Like last week, this week was incredibly busy. At the end of last week, we succeeded in excavating down over 4 m (in dry core fill) to the buried plaza floor on the summit of Caana, cleaning out a 12 m long trench that is roughly 1.5 m wide at its base (on axis to the lower mask of Caracol Structure B20). This week we broke through the buried surface, eventually going through three floors and ending up on a fourth. Our efforts were rewarded with a series of sealed caches, 9 by week’s end, most with multiple vessels and some with obsidian eccentrics. Some of these caches were dug into the earlier surfaces, but others appear to have been placed in the floor coring as the surface was being constructed. Amy found 9 obsidian eccentrics set in cache dirt within a large face cache; one of the eccentrics resembled a Christmas tree (“arbol de navidad,” Jaime said).
In C210C, Ben continued down to the plaza floor, finding a cache of limestone bars and another consisting of a finger pot by week’s end. In C210B, the summit trench went deep into the core of the building finding a series of intact caches and a huge amount of cache pot pieces that do not seem to form full vessels or belong to any formal deposits. Over 2 dozen limestone bars also came out of the summit core. The rear facing of the earlier building was found as well as the exterior rear floor for this wall. By week’s end, Adrian had bedrock in the front of his excavation as well as 15 formal deposits. He spent most of the week excavating and drawing the infilled tomb.
In C211C, Kelsey discovered a buried earlier structure under the stone building, as well as the burial of a child in the southeast corner of her excavation. In C211B, Melissa and Brooke saw major excavation within the axial trench as well as the recording and removal of two more burials, one set on an early Early Classic bowl. These investigations also led to the discovery of 3 crypts that were covered with capstones. Two of the crypts required extensions outside of the original excavation limits. The crypt that was closest to the center of her building contained a supine individual with head to the north accompanied by 2 pottery vessels, 2 bone pins, and worked shell. The second crypt, located in the front of the building, was closer to the surface and may have been disturbed in antiquity; although teeth were recovered in the northern part of the crypt, only the articulated legs of an individual appeared in the chamber. The third crypt was not opened.

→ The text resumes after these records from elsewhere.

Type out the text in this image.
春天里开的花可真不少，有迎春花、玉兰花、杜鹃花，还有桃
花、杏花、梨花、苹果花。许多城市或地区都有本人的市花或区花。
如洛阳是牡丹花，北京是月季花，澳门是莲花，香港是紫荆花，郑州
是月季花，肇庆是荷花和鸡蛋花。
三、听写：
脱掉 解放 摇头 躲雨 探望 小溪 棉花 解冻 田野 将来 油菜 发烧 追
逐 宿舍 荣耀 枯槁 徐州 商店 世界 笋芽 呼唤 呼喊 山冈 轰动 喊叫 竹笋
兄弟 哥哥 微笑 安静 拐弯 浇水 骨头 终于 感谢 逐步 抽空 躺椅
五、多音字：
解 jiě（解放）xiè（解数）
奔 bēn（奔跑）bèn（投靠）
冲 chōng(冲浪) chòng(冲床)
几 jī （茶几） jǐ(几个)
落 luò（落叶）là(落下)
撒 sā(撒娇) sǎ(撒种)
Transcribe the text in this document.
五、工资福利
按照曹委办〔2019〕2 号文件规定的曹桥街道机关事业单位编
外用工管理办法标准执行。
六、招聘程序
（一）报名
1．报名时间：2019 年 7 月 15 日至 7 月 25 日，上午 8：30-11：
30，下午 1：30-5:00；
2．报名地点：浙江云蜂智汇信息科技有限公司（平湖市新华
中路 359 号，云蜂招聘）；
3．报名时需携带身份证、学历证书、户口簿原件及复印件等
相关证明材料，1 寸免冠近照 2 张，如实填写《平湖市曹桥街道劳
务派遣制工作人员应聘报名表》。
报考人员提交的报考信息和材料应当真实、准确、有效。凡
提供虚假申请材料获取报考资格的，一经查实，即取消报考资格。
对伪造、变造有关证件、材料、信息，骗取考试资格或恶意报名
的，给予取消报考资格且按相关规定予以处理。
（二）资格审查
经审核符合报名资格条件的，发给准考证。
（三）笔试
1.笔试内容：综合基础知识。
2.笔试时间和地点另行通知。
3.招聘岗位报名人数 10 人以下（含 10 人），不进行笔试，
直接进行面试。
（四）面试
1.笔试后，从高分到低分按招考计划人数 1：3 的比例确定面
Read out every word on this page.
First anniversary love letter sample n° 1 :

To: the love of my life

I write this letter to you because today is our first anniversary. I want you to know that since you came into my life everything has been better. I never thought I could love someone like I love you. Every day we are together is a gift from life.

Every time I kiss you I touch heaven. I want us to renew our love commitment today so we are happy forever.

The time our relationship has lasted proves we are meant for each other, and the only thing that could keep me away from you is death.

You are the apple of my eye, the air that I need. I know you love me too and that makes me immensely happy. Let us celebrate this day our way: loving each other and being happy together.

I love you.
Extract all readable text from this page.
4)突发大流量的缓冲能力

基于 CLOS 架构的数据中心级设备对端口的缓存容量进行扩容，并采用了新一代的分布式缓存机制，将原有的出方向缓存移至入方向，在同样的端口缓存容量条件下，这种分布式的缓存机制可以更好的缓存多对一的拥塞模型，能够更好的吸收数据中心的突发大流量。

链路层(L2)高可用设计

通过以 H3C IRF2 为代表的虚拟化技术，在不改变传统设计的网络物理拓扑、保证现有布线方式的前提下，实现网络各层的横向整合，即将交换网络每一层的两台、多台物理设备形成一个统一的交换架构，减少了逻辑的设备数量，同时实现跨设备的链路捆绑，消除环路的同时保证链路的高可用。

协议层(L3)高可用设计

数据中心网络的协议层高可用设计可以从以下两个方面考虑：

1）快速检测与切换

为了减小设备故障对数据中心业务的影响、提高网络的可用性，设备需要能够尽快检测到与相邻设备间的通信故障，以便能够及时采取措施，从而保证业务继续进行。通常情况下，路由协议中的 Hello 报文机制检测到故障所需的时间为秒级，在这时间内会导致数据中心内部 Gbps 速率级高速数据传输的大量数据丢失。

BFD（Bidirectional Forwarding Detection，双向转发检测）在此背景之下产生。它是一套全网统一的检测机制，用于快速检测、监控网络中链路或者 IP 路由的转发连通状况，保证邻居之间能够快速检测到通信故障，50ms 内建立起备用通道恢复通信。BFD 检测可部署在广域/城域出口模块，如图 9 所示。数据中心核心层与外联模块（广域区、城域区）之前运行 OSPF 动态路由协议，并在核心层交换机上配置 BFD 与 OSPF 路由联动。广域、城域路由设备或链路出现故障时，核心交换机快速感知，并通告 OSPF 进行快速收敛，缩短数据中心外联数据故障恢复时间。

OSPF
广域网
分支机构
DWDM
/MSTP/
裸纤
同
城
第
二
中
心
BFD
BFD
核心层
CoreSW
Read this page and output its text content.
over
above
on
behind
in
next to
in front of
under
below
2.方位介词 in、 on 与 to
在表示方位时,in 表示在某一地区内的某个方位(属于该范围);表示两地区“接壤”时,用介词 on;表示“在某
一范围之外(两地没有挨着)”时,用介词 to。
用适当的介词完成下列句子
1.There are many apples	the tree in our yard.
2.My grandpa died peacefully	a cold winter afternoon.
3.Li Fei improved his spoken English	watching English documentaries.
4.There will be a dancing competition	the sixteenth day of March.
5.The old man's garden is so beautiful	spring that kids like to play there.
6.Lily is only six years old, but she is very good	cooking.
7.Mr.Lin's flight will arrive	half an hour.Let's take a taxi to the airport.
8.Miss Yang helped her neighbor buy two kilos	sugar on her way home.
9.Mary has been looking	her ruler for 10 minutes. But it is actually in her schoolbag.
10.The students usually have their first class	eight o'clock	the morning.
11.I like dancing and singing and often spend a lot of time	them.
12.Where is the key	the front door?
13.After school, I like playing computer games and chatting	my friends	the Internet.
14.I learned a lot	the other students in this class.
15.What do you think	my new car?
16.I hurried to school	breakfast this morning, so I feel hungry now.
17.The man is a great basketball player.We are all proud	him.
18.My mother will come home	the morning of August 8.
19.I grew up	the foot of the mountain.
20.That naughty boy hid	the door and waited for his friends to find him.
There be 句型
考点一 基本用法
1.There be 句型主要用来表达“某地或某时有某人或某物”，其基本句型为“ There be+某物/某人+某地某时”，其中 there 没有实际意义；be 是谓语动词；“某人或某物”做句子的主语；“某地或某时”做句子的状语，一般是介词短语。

A new excavation, Operation C212B, was also placed over the eastern building in a third residential group. This is a small house group located close to both the C Group and Caana above extensive terracing. By week’s end, Olyvia and Jessica, along with Eduardo and Roberto, had recovered 3 fairly well preserved facings as well as the plastered plaza floor and the floor for the frontal platform of the building.